Berna Moran, biri melek, biri şeytan, biri aşk için ölen, biri aşk için öldüren iki karşıt tipin en sık işlenen kadın kahramanlar olduğu bu dönemin Türk romanının ilk yirmi beş yılını kapladığını ifade etmiştir. İmparatorluk döneminde kadın ve erkeğin bölünmüş alanının ulus devlette birleşmesi bireysel anlatının güçlenmesinde başka bir etkendir. Halide Edip'in Handan'ındaki Ben'leşme bu örneklerden sadece biridir.

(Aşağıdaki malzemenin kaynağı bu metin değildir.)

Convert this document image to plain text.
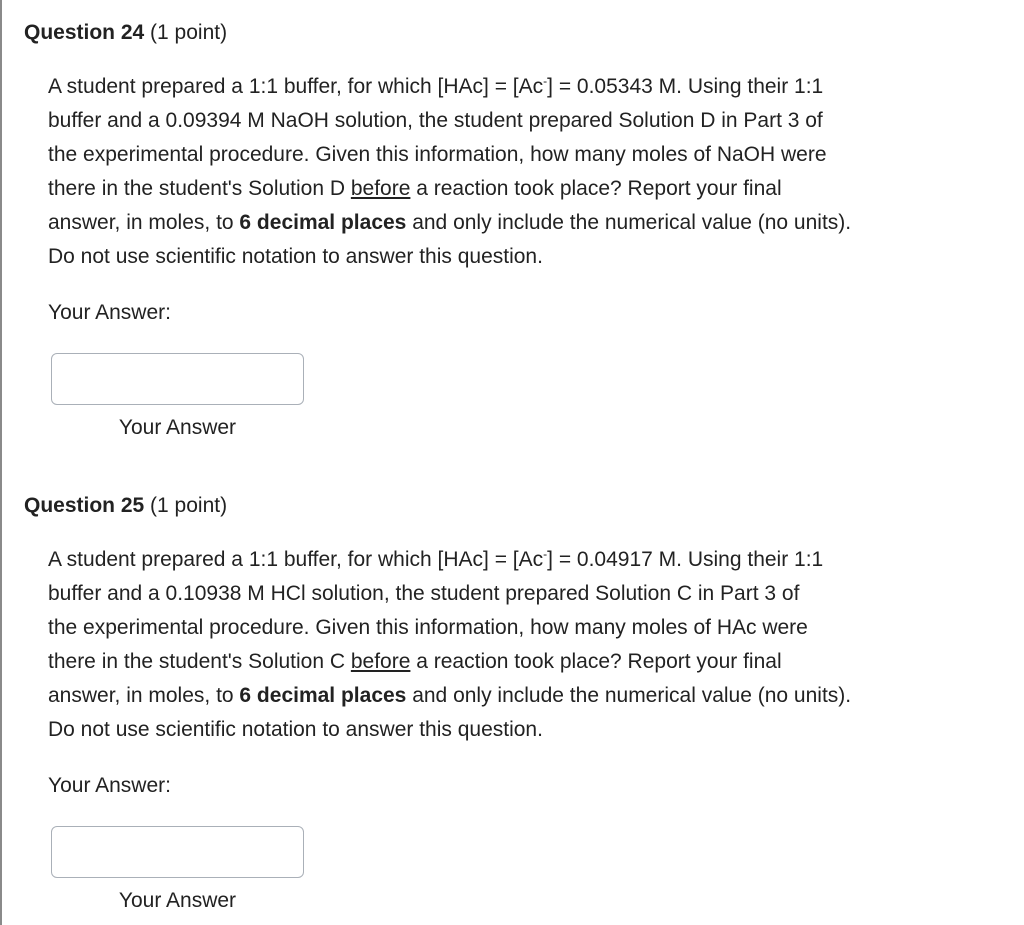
Question 24 (1 point)
A student prepared a 1:1 buffer, for which [HAc] = [Ac-] = 0.05343 M. Using their 1:1
buffer and a 0.09394 M NaOH solution, the student prepared Solution D in Part 3 of
the experimental procedure. Given this information, how many moles of NaOH were
there in the student's Solution D before a reaction took place? Report your final
answer, in moles, to 6 decimal places and only include the numerical value (no units).
Do not use scientific notation to answer this question.

Your Answer:

Your Answer

Question 25 (1 point)
A student prepared a 1:1 buffer, for which [HAc] = [Ac-] = 0.04917 M. Using their 1:1
buffer and a 0.10938 M HCl solution, the student prepared Solution C in Part 3 of
the experimental procedure. Given this information, how many moles of HAc were
there in the student's Solution C before a reaction took place? Report your final
answer, in moles, to 6 decimal places and only include the numerical value (no units).
Do not use scientific notation to answer this question.

Your Answer:

Your Answer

Bireyleşmede önemli katkısı olan Halit Ziya'nın gerek Aşk-ı Memnu'sunda gerek Mai ve Siyah'ında kadın-erkek arasındaki sınırların daha rahat hale gelmesinin yazındaki bireyleşme yönünde yansımasına şahit oluruz. Halit Ziya yarattığı karakterlerle, olaydan kişiliğe giden geleneksel akışı kişilik özelliklerinin doğuracağı zorunlu olaya doğru çevirmiş yazarlarımızdandır. Yazında bireyleşme tekniklerinden biri iç konuşmadır. Birçok eleştirmene göre iç konuşma tekniğinin bir anlatım yöntemi olarak sürekli kullanıldığı ilk roman Edouard Dujardin'in 1887'de basılmış olan Les Lauries sont Coapes'sidir.
Araba Sevdası'nın yazılış tarihi ise 1886. Berna Moran, Recaizade'nin her ne kadar romanı baştan sona iç konuşma tekniği ile yazmamışsa da bir anlatım yöntemi sayılacak kadar yaygın bir biçimde bu yöntemi kullandığına işaret eder. Kapitalizmin yarattığı çeşitlilikten biri de öteki'nin çeşitliliğidir. Sözlü kültürdeki ortak düşman/ötekinin yerini yazılı kültürde düşman olmayan fakat sayıca çoğalmış ötekiler almıştır. Dış yolculuğun -ki bu genellikle tek ötekine karşı savaş için gerçekleştirilir- yerini pek çok ötekinden kaçış olarak iç yolculuk alır. Yazılı kültürün bireyleşmesinde bu zorunlu iç yolculuk yönlendiricidir. Bu iç yolculuğu Peyami Safa'nın eserlerinde görürüz. Matmazel Noraliya'nın Koltuğu bu bakımdan önemlidir. Modern yazında yazarın kendini ortadan kaldırması, sözlü kültürdeki anlatıcının sadece aracı konumunda kalmasına dönüştür bir nevi. Anlatılmak yerine gösterilen okur da bu durumda iyi bir dinleyici konumuna çekilmektedir.